Designing the food and land-use systems of tomorrow: how FABLE is improving its modelling tools.

The meeting offered members an opportunity to share progress at improving tools to model food and land use systems. These developments include the generation of spatially explicit land-use pathways that can illustrate the synergies and trade-offs between different actions through maps. Another development was the forestry module to the FABLE Calculator, that accounts on forest degradation, wildfires, other natural disturbances.

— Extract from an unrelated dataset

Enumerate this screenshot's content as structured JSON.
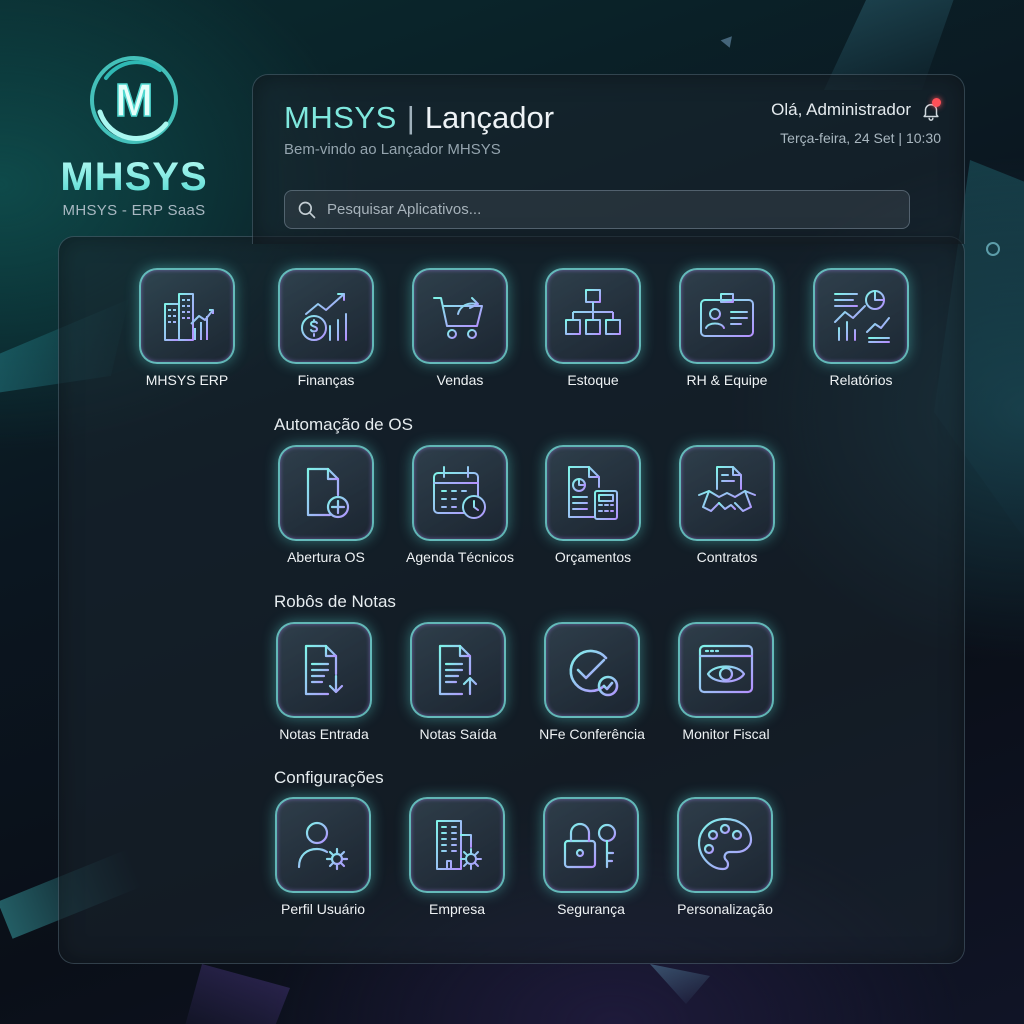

Unlocking the complexities of international trade is crucial for ensuring global consistency in agricultural trade between national pathways. FABLE is seeking ways to enhance its trade analysis. For this discussion, FABLE invited Jasper Vershuur, Oxford University, to present his work on connecting a global transportation model with a partial equilibrium model to compute bilateral trade. His insights served FABLE members to brainstorm on ways in which they can calculate bilateral trade flows to incorporate consumption-based footprints, explore shock scenarios and include trade costs in the FABLE model to test pathway resilience.


The convening of the 13th FABLE Consortium meeting was made possible through the support of the IKI Climate Initiative and Norway's International Climate and Forest Initiative (NICFI).